World Coffee Research Talks Failing Resistance of Hybrids to Coffee-Leaf Rust

During a presentation at last week’s ASIC conference in Portland, Ore., World Coffee Research announced that rust resistance in most existing resistant varieties is expected to break down within a decade, and advised farmers to focus on plant health and for the industry to prioritize ongoing R&D.

FROM STAFF REPORTS 

Cover photo courtesy of World Coffee Research

Since an epidemic of coffee-leaf rust hit Latin America in 2012, the plant disease has wreaked havoc on coffee production and farming families. Many farms lost 50 to 80 percent of their production, and the epidemic forced 1.7 million people out of work and drove human migration. Since the epidemic hit, the global coffee industry has united to help farmers fight coffee leaf rust through the development of improved coffee varieties such as F1 hybrids, most of which are resistant to rust and other plant diseases.

However, at last week’s ASIC conference in Portland, Ore., presented in collaboration with the Specialty Coffee Association, nonprofit coffee-research organization World Coffee Research made an announcement: While fighting coffee leaf rust through genetic resistance via F1 hybrids is an effective tactic, it won’t be enough to protect farmers from significant crop losses due to pests and diseases.

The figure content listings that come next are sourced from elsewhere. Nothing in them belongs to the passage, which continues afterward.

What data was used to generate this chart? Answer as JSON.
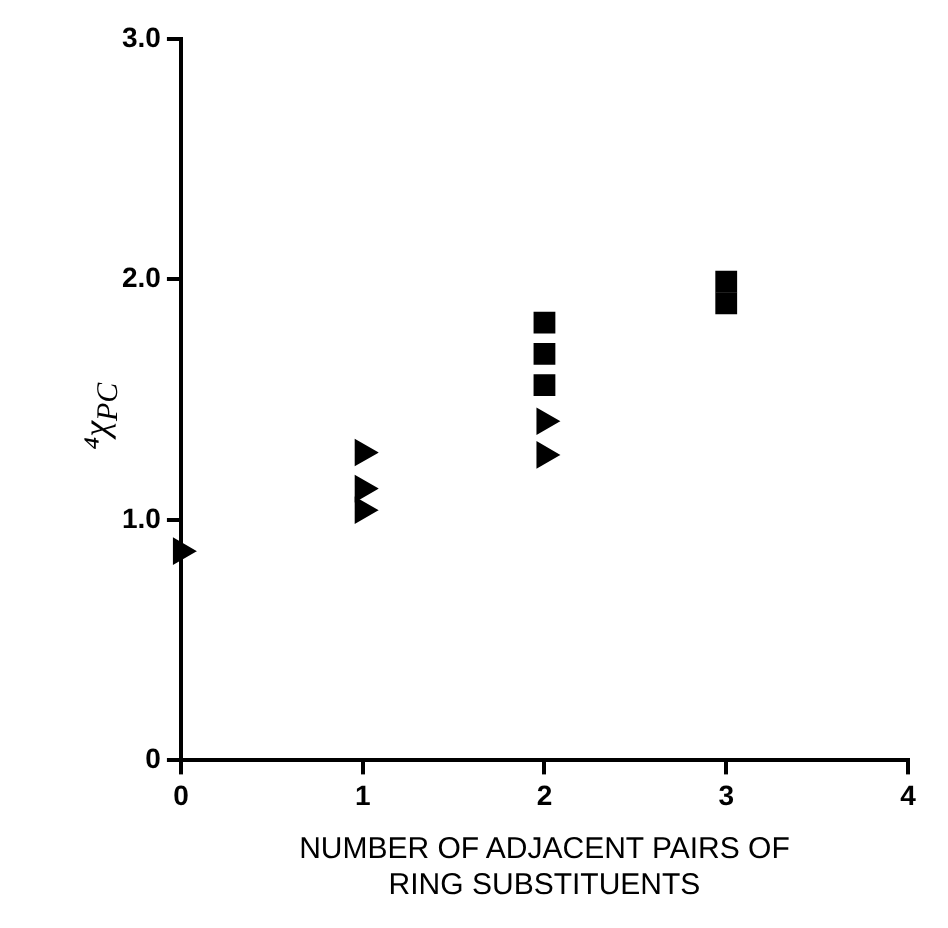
{
  "chart_data": {
    "type": "scatter",
    "xlabel": "NUMBER OF ADJACENT PAIRS OF RING SUBSTITUENTS",
    "ylabel": "⁴χ$_{PC}$",
    "series": [
      {
        "color": "#000000",
        "marker": "triangle",
        "x": [
          0,
          1,
          1,
          1,
          2,
          2
        ],
        "values": [
          0.87,
          1.28,
          1.13,
          1.04,
          1.41,
          1.27
        ]
      },
      {
        "color": "#000000",
        "marker": "square",
        "x": [
          2,
          2,
          2,
          3,
          3
        ],
        "values": [
          1.82,
          1.69,
          1.56,
          1.99,
          1.9
        ]
      }
    ],
    "xlim": [
      0,
      4
    ],
    "xticks": [
      0,
      1,
      2,
      3,
      4
    ],
    "ylim": [
      0,
      3
    ],
    "yticks": [
      0,
      {
        "value": 1,
        "label": "1.0"
      },
      {
        "value": 2,
        "label": "2.0"
      },
      {
        "value": 3,
        "label": "3.0"
      }
    ],
    "grid": false,
    "legend": false
  }
}
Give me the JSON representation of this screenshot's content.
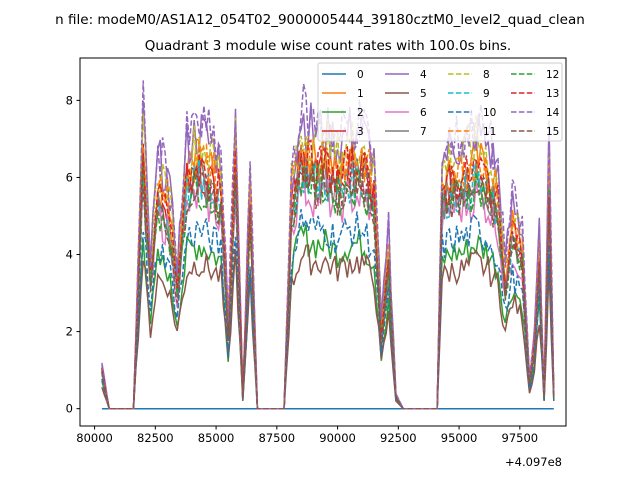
{
  "chart_data": {
    "type": "line",
    "suptitle": "n file: modeM0/AS1A12_054T02_9000005444_39180cztM0_level2_quad_clean",
    "title": "Quadrant 3 module wise count rates with 100.0s bins.",
    "xlabel": "",
    "ylabel": "",
    "x_offset_label": "+4.097e8",
    "xlim": [
      79400,
      99400
    ],
    "ylim": [
      -0.45,
      9.1
    ],
    "xticks": [
      80000,
      82500,
      85000,
      87500,
      90000,
      92500,
      95000,
      97500
    ],
    "xtick_labels": [
      "80000",
      "82500",
      "85000",
      "87500",
      "90000",
      "92500",
      "95000",
      "97500"
    ],
    "yticks": [
      0,
      2,
      4,
      6,
      8
    ],
    "ytick_labels": [
      "0",
      "2",
      "4",
      "6",
      "8"
    ],
    "legend_position": "top-right",
    "x": [
      80300,
      80600,
      81600,
      81800,
      82000,
      82300,
      82600,
      83000,
      83400,
      83800,
      84300,
      84800,
      85200,
      85500,
      85800,
      86100,
      86400,
      86700,
      87800,
      88100,
      88500,
      89000,
      89500,
      90000,
      90500,
      91000,
      91500,
      91800,
      92100,
      92400,
      92700,
      94100,
      94300,
      94700,
      95200,
      95700,
      96200,
      96600,
      96900,
      97200,
      97600,
      97900,
      98100,
      98300,
      98500,
      98700,
      98900
    ],
    "profile": [
      0.15,
      0,
      0,
      0.5,
      1.0,
      0.5,
      0.85,
      0.8,
      0.5,
      0.9,
      0.95,
      0.9,
      0.85,
      0.3,
      1.0,
      0.05,
      0.8,
      0,
      0,
      0.8,
      1.0,
      0.95,
      0.95,
      0.9,
      0.95,
      0.95,
      0.85,
      0.3,
      0.6,
      0.05,
      0,
      0,
      0.85,
      0.9,
      0.9,
      0.95,
      0.9,
      0.8,
      0.5,
      0.7,
      0.6,
      0.1,
      0.25,
      0.6,
      0.05,
      0.9,
      0.05
    ],
    "series": [
      {
        "name": "0",
        "level": 0,
        "color": "#1f77b4",
        "dashed": false
      },
      {
        "name": "1",
        "level": 6.8,
        "color": "#ff7f0e",
        "dashed": false
      },
      {
        "name": "2",
        "level": 4.5,
        "color": "#2ca02c",
        "dashed": false
      },
      {
        "name": "3",
        "level": 6.5,
        "color": "#d62728",
        "dashed": false
      },
      {
        "name": "4",
        "level": 7.6,
        "color": "#9467bd",
        "dashed": false
      },
      {
        "name": "5",
        "level": 4.0,
        "color": "#8c564b",
        "dashed": false
      },
      {
        "name": "6",
        "level": 5.8,
        "color": "#e377c2",
        "dashed": false
      },
      {
        "name": "7",
        "level": 6.3,
        "color": "#7f7f7f",
        "dashed": false
      },
      {
        "name": "8",
        "level": 7.3,
        "color": "#bcbd22",
        "dashed": true
      },
      {
        "name": "9",
        "level": 6.2,
        "color": "#17becf",
        "dashed": true
      },
      {
        "name": "10",
        "level": 4.9,
        "color": "#1f77b4",
        "dashed": true
      },
      {
        "name": "11",
        "level": 6.9,
        "color": "#ff7f0e",
        "dashed": true
      },
      {
        "name": "12",
        "level": 6.1,
        "color": "#2ca02c",
        "dashed": true
      },
      {
        "name": "13",
        "level": 6.6,
        "color": "#d62728",
        "dashed": true
      },
      {
        "name": "14",
        "level": 7.8,
        "color": "#9467bd",
        "dashed": true
      },
      {
        "name": "15",
        "level": 6.0,
        "color": "#8c564b",
        "dashed": true
      }
    ]
  }
}
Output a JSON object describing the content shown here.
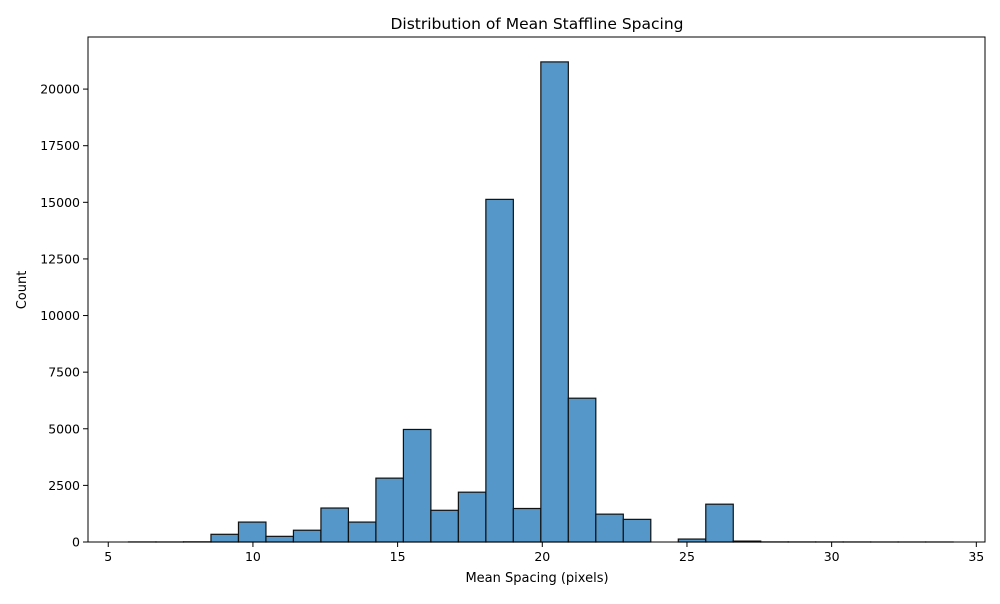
{
  "chart_data": {
    "type": "bar",
    "title": "Distribution of Mean Staffline Spacing",
    "xlabel": "Mean Spacing (pixels)",
    "ylabel": "Count",
    "xlim": [
      4.3,
      35.3
    ],
    "ylim": [
      0,
      22300
    ],
    "xticks": [
      5,
      10,
      15,
      20,
      25,
      30,
      35
    ],
    "yticks": [
      0,
      2500,
      5000,
      7500,
      10000,
      12500,
      15000,
      17500,
      20000
    ],
    "bar_color": "#5497c8",
    "edge_color": "#111111",
    "grid": false,
    "legend": "none",
    "bins": [
      {
        "x0": 5.7,
        "x1": 6.65,
        "count": 3
      },
      {
        "x0": 6.65,
        "x1": 7.6,
        "count": 2
      },
      {
        "x0": 7.6,
        "x1": 8.55,
        "count": 8
      },
      {
        "x0": 8.55,
        "x1": 9.5,
        "count": 340
      },
      {
        "x0": 9.5,
        "x1": 10.45,
        "count": 880
      },
      {
        "x0": 10.45,
        "x1": 11.4,
        "count": 250
      },
      {
        "x0": 11.4,
        "x1": 12.35,
        "count": 520
      },
      {
        "x0": 12.35,
        "x1": 13.3,
        "count": 1500
      },
      {
        "x0": 13.3,
        "x1": 14.25,
        "count": 880
      },
      {
        "x0": 14.25,
        "x1": 15.2,
        "count": 2820
      },
      {
        "x0": 15.2,
        "x1": 16.15,
        "count": 4970
      },
      {
        "x0": 16.15,
        "x1": 17.1,
        "count": 1400
      },
      {
        "x0": 17.1,
        "x1": 18.05,
        "count": 2200
      },
      {
        "x0": 18.05,
        "x1": 19.0,
        "count": 15130
      },
      {
        "x0": 19.0,
        "x1": 19.95,
        "count": 1480
      },
      {
        "x0": 19.95,
        "x1": 20.9,
        "count": 21200
      },
      {
        "x0": 20.9,
        "x1": 21.85,
        "count": 6350
      },
      {
        "x0": 21.85,
        "x1": 22.8,
        "count": 1230
      },
      {
        "x0": 22.8,
        "x1": 23.75,
        "count": 1000
      },
      {
        "x0": 23.75,
        "x1": 24.7,
        "count": 0
      },
      {
        "x0": 24.7,
        "x1": 25.65,
        "count": 130
      },
      {
        "x0": 25.65,
        "x1": 26.6,
        "count": 1670
      },
      {
        "x0": 26.6,
        "x1": 27.55,
        "count": 40
      },
      {
        "x0": 27.55,
        "x1": 28.5,
        "count": 4
      },
      {
        "x0": 28.5,
        "x1": 29.45,
        "count": 3
      },
      {
        "x0": 29.45,
        "x1": 30.4,
        "count": 2
      },
      {
        "x0": 30.4,
        "x1": 31.35,
        "count": 2
      },
      {
        "x0": 31.35,
        "x1": 32.3,
        "count": 1
      },
      {
        "x0": 32.3,
        "x1": 33.25,
        "count": 1
      },
      {
        "x0": 33.25,
        "x1": 34.2,
        "count": 1
      }
    ]
  }
}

Dr. Christophe Montagnon, World Coffee Research’s scientific director, said that some coffee varieties’ rust resistance has been scientifically proven to break down, with the latest example being the Lempira variety from Honduras’ IHCAFE. Dr. Montagnon told attendees at ASIC that researchers believe it is only a matter of time before rust resistance in most of the existing resistant varieties is going to break down, perhaps in as soon as five to 10 years in many countries.

In 2012, coffee-leaf rust decimated coffee farms across Latin America. In response, farmers were urged to plant hybrid varieties that were rust-resistant. This month, WCR announced that many varieties’ resistance is breaking down. Photo courtesy of Tim Willems and World Coffee Research.

In a press release accompanying the announcement, World Coffee Research explained that for the last 30 years, rust resistance has relied on resistant genes coming from Timor Hybrid, a natural cross between Arabica and Robusta coffee—and Timor Hybrid’s resistance is now breaking down. “Rust resistance coming from different sources of introgression—the transferring of genes from one species to another after hybridization and backcrossing—is being broken step by step,” said Dr. Montagnon in the press release.

While the news of rust resistance breaking down in serious, the World Coffee Research press release stresses several actions the coffee industry can take to help protect coffee’s future:

  • Helping farmers focus on plant health, no matter the variety of their coffee, to defend against coffee leaf rust. Just as humans are more likely to be healthy if they exercise well and eat good food, coffee is better equipped to defend against rust when it is in good health.
  • Those traveling between origin countries must develop a heightened sensitivity and awareness for appropriate phytosanitary practices to prevent spreading fungi and other diseases from farm to farm or region to region.
  • Prioritizing ongoing research and development in coffee so that new sources of rust resistance can be found to foster sustainable coffee production.
WCR is urging farmers, buyers, and other visitors to coffee farms to follow best practices and be mindful of spreading fungi and other diseases between farms or regions. Photo courtesy of World Coffee Research.

In the press release, Tim Schilling—the World Coffee Research founder and CEO—urged collaboration from the global coffee industry to help conquer the ongoing challenge of rust. “The situation is urgent. … There is a role for each and every coffee company. This work is too big for any one company to achieve, but together we will help farmers maintain and improve their livelihoods.”